Posttraumatische Belastungsstörung

Dieses Störungsbild beschreibt eine Traumafolgestörung; also eine Verhaltens- und Erlebensweise, die nach einem einmalig oder mehrmalig durchlebten und unzureichend verarbeitetem Trauma auftritt. Typisch für dieses Störungsbild sind z.B. die Unfähigkeit, sich an Details des Trauma-Erlebnisses zu erinnern, das Vermeiden von der traumatischen Situation ähnelnder Umstände, aufdringliche Nachhallerinnerungen (sog.
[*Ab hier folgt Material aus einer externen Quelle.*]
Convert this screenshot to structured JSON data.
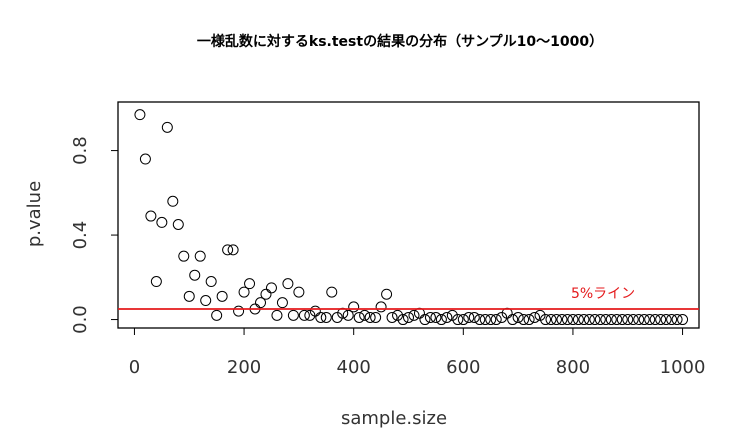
{
  "chart_data": {
    "type": "scatter",
    "title": "一様乱数に対するks.testの結果の分布（サンプル10〜1000）",
    "xlabel": "sample.size",
    "ylabel": "p.value",
    "xlim": [
      -30,
      1030
    ],
    "ylim": [
      -0.04,
      1.03
    ],
    "xticks": [
      0,
      200,
      400,
      600,
      800,
      1000
    ],
    "yticks": [
      0.0,
      0.4,
      0.8
    ],
    "ytick_labels": [
      "0.0",
      "0.4",
      "0.8"
    ],
    "grid": false,
    "marker": "open-circle",
    "reference_line": {
      "y": 0.05,
      "color": "#e41a1c",
      "label": "5%ライン"
    },
    "x": [
      10,
      20,
      30,
      40,
      50,
      60,
      70,
      80,
      90,
      100,
      110,
      120,
      130,
      140,
      150,
      160,
      170,
      180,
      190,
      200,
      210,
      220,
      230,
      240,
      250,
      260,
      270,
      280,
      290,
      300,
      310,
      320,
      330,
      340,
      350,
      360,
      370,
      380,
      390,
      400,
      410,
      420,
      430,
      440,
      450,
      460,
      470,
      480,
      490,
      500,
      510,
      520,
      530,
      540,
      550,
      560,
      570,
      580,
      590,
      600,
      610,
      620,
      630,
      640,
      650,
      660,
      670,
      680,
      690,
      700,
      710,
      720,
      730,
      740,
      750,
      760,
      770,
      780,
      790,
      800,
      810,
      820,
      830,
      840,
      850,
      860,
      870,
      880,
      890,
      900,
      910,
      920,
      930,
      940,
      950,
      960,
      970,
      980,
      990,
      1000
    ],
    "y": [
      0.97,
      0.76,
      0.49,
      0.18,
      0.46,
      0.91,
      0.56,
      0.45,
      0.3,
      0.11,
      0.21,
      0.3,
      0.09,
      0.18,
      0.02,
      0.11,
      0.33,
      0.33,
      0.04,
      0.13,
      0.17,
      0.05,
      0.08,
      0.12,
      0.15,
      0.02,
      0.08,
      0.17,
      0.02,
      0.13,
      0.02,
      0.02,
      0.04,
      0.01,
      0.01,
      0.13,
      0.01,
      0.03,
      0.02,
      0.06,
      0.01,
      0.02,
      0.01,
      0.01,
      0.06,
      0.12,
      0.01,
      0.02,
      0.0,
      0.01,
      0.02,
      0.03,
      0.0,
      0.01,
      0.01,
      0.0,
      0.01,
      0.02,
      0.0,
      0.0,
      0.01,
      0.01,
      0.0,
      0.0,
      0.0,
      0.0,
      0.01,
      0.03,
      0.0,
      0.01,
      0.0,
      0.0,
      0.01,
      0.02,
      0.0,
      0.0,
      0.0,
      0.0,
      0.0,
      0.0,
      0.0,
      0.0,
      0.0,
      0.0,
      0.0,
      0.0,
      0.0,
      0.0,
      0.0,
      0.0,
      0.0,
      0.0,
      0.0,
      0.0,
      0.0,
      0.0,
      0.0,
      0.0,
      0.0,
      0.0
    ]
  }
}
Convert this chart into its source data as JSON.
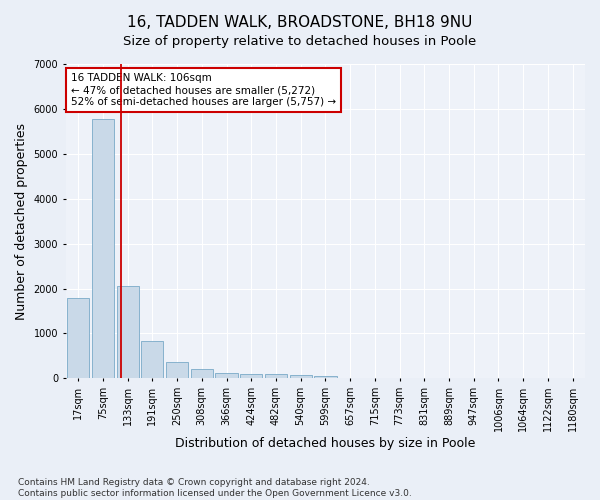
{
  "title": "16, TADDEN WALK, BROADSTONE, BH18 9NU",
  "subtitle": "Size of property relative to detached houses in Poole",
  "xlabel": "Distribution of detached houses by size in Poole",
  "ylabel": "Number of detached properties",
  "categories": [
    "17sqm",
    "75sqm",
    "133sqm",
    "191sqm",
    "250sqm",
    "308sqm",
    "366sqm",
    "424sqm",
    "482sqm",
    "540sqm",
    "599sqm",
    "657sqm",
    "715sqm",
    "773sqm",
    "831sqm",
    "889sqm",
    "947sqm",
    "1006sqm",
    "1064sqm",
    "1122sqm",
    "1180sqm"
  ],
  "values": [
    1780,
    5780,
    2060,
    820,
    360,
    205,
    115,
    100,
    100,
    75,
    60,
    0,
    0,
    0,
    0,
    0,
    0,
    0,
    0,
    0,
    0
  ],
  "bar_color": "#c9d9e8",
  "bar_edge_color": "#7aaac8",
  "vline_x": 1.72,
  "vline_color": "#cc0000",
  "annotation_text": "16 TADDEN WALK: 106sqm\n← 47% of detached houses are smaller (5,272)\n52% of semi-detached houses are larger (5,757) →",
  "annotation_box_color": "#ffffff",
  "annotation_box_edge": "#cc0000",
  "ylim": [
    0,
    7000
  ],
  "yticks": [
    0,
    1000,
    2000,
    3000,
    4000,
    5000,
    6000,
    7000
  ],
  "footer_text": "Contains HM Land Registry data © Crown copyright and database right 2024.\nContains public sector information licensed under the Open Government Licence v3.0.",
  "bg_color": "#eaeff7",
  "plot_bg_color": "#eef2f9",
  "title_fontsize": 11,
  "subtitle_fontsize": 9.5,
  "axis_label_fontsize": 9,
  "tick_fontsize": 7,
  "footer_fontsize": 6.5,
  "annot_fontsize": 7.5
}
Flashbacks) oder seit dem Trauma-Erlebnis vorhandene, erhöhte psychische Sensitivität, die zu Schlaf- oder Konzentrationsstörungen, Wutausbrüchen, erhöhter Reizbarkeit oder erhöhter Schreckhaftigkeit führen. Auch sogenannte dissoziative Symptome können auftreten.

 

Persönlichkeitsstörungen

Für das Störungsbild der Persönlichkeitsstörungen ist es wichtig zu wissen, dass die Definition dessen, was eine Persönlichkeitsstörung ist und inwiefern überhaupt von einer manifesten (als Zustand der Person vorhanden) Störung der Persönlichkeit gesprochen werden kann, vielfach diskutiert wird. Die Beschreibung soll hier eher dem Verständnis dienen und nicht als festgeschriebenes, starres Störungsbild. 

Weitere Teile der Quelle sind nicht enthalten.